On November 21, 2016, what was left of my world as I knew it, crumbled. Destruction. Rubble. Ashes. I look back now and I should have seen it coming….but I didn’t. Not at all.
2 1/2 years ago…at the beginning of a season of deep, deep pain, God set a little light in my life, in my home. He saved me in ways that words don’t encompass. And this past November, four days before Thanksgiving, he was taken away from me. Abruptly. ..with no time to adjust or process. He was taken to strangers and left to assimilate on his own…with nothing and no one familiar. We did what we could, not knowing who these strangers were, or if they were good. Four days ago, a judge ruled against me. She decided that everything I had done and been to that sweet light was nothing in the eyes of the law. She decided I was just a grandma. But I know differently. I saved him. And he saved me. And someday he will know that I fought for him.
So where do I go from here…when yet again, everything I pictured for my future was blown to bits in a matter of seconds?

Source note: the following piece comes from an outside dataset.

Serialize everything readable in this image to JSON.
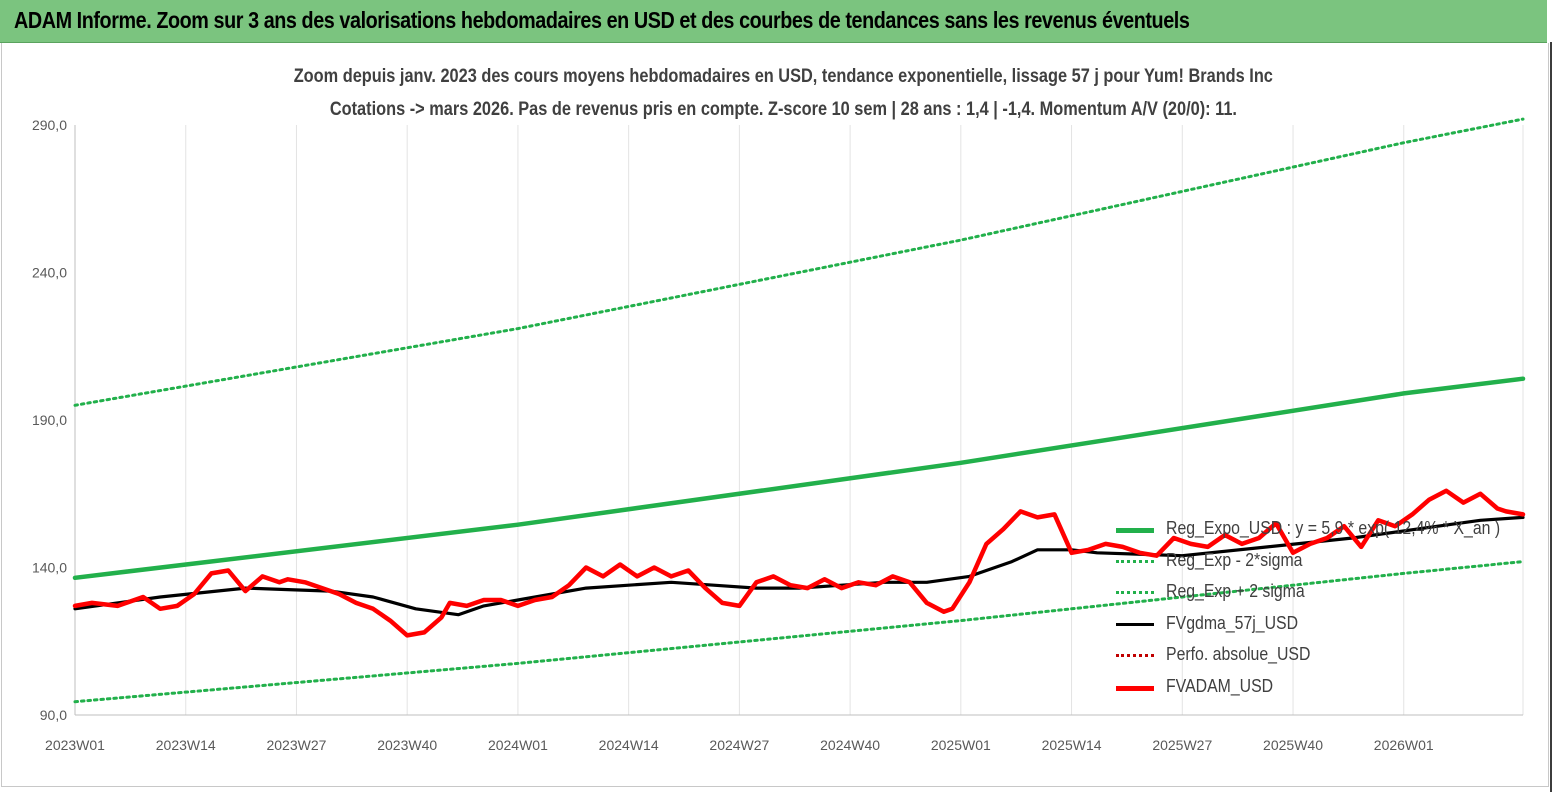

First, I grieve. I am beginning the process of walking out the excruciating pain of what has been done to him. To me. To his Auntie Bug. To his Opa. To his sweet Jill. To our whole family.
Second, I build relationship with these strangers….because they are truly, truly good. I long for them to be family, no longer strangers. They are not who I believed them to be. They love our little man. And it is good for him to be part of their family now.
And finally, I learn to be a regular grandma. My heart doesn’t want to be regular, normal, typical. My heart wants my boy like he’s always been. With me. In my home. In his bed every night. But I see now, that he will not have to grow up wondering why all his friends’ parents are so much younger. He will not have to wonder why he doesn’t have a dad. He will have a regular grandma and grandpa, his Oma and Opa.
I will not live in bitterness. I refuse to be a victim. I will choose forgiveness. I just need some time to find my way.
I know in my heart that Asher will never have just a regular place inside of me. He will not ever be just a grandson. He was the boy I was scared to raise but who became like a son. I appreciated every cry, every tantrum, every sleepless night with him in a way I never understood with my first four. I was terrified to try again….but I said yes….and I don’t regret a single day. And I never will.
Oma loves you sweet boy…..and now I will teach you how to Rise.